You absolutely can, but you didn’t include anything originally and that’s why I made a point of bringing it up.

you’re also deliberately shopping in the $40 range for stuff like the Anne Pro II Keyboard

I paid $90 for in in late 2019. Assuming that’s not a counterfeit listing (Official site lists it for $90 with $10 off but OOO). The macros and software customization is incredible… when it works. Bluetooth was worthless, I had repeated key presses from time to time, and the config kept getting erased randomly when I would unplug it.

Anti-cheat has also been on consoles for decades now

I meant anti-cheat preventing the game from working. I stopped playing competitive a long time ago.

Linux has gotten some really good support though.

Subjective I guess. ProtonDB still lists a lot of games with issues. Not a lot are natively supported by the devs.

You made it a point to talk about the price of the computer versus a console, not the ease of use of it.

Yea I did, and the Ease of use is tied to the cost through the Windows license or lack there of.
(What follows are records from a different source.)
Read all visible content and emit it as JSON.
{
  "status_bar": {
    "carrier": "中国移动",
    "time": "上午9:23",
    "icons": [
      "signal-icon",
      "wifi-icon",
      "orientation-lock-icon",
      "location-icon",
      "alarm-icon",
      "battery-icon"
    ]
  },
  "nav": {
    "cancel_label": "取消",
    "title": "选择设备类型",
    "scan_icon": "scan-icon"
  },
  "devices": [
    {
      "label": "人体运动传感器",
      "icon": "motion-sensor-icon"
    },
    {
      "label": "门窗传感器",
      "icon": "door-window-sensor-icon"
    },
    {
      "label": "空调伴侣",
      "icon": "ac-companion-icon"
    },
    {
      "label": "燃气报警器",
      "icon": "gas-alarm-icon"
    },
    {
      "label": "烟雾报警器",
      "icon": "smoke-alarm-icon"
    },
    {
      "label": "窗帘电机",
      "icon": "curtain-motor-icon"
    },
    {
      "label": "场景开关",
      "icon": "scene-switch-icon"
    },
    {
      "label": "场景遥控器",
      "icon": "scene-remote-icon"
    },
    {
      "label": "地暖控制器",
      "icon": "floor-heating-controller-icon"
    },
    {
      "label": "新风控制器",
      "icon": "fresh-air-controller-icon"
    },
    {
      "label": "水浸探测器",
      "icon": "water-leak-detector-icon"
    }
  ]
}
In all of these comparisons the PC side neglects to include the cost of Keyboards, Mice, and Windows.

Because you deliberately chose to spend that much on a GPU that outperforms a PS5 in graphical power? I bought a $400 GPU that slightly beats the PS5 out a couple of years back, so that’s moot.

That’s the entire cost of a PS5, and a few years back an equivalent SSD was $200.

cherry picking

That’s basically my original point. You can’t leave out a mouse and keyboard.





I can steal a PlayStation 5 too if theft is part of the discussion. Games too.


How is that a bad faith argument? The PS5 Controller is not entry level quality. It’s not my problem equivalent PC peripherals are expensive. My Razer Viper Wireless cost $150 and the build quality is just slightly worse than a Dual Sense. It’s built to be lighter weight so that’s understandable. But it’s twice the cost, and that doesn’t include a keyboard. I tried the G305 and didn’t care for the build quality personally. Equivalent wireless keyboards with the quality control of Sony are $80-$100 too. I’d probably cheap out on the keyboard before the mouse, but every keyboard I’ve used under $85 had Quality control issues from switches stop functioning to buggy software (Anne Pro II), and Wireless was terrible on all of them.

I’ve heard issues dealing with multiplayer and anti-cheat as recently as this summer, so it’s nice to see it’s better, but until games are officially supported with no third party patches or workarounds, I don’t count it.

PS5 is FreeBSD based, so yes it’s Unix-like. But that doesn’t mean anything. MacOS is also Unix-Like and it’s terrible for gaming. It all comes down to support. At the end of the day I don’t want to have to deal with drivers, or configurations to play a game. I want to press a button, and start gaming. For me personally Consoles are going to win that war 95% of the time. But I’m dumb. I spent almost 3 times the cost of a PS5 on a Graphics card last year for some reason.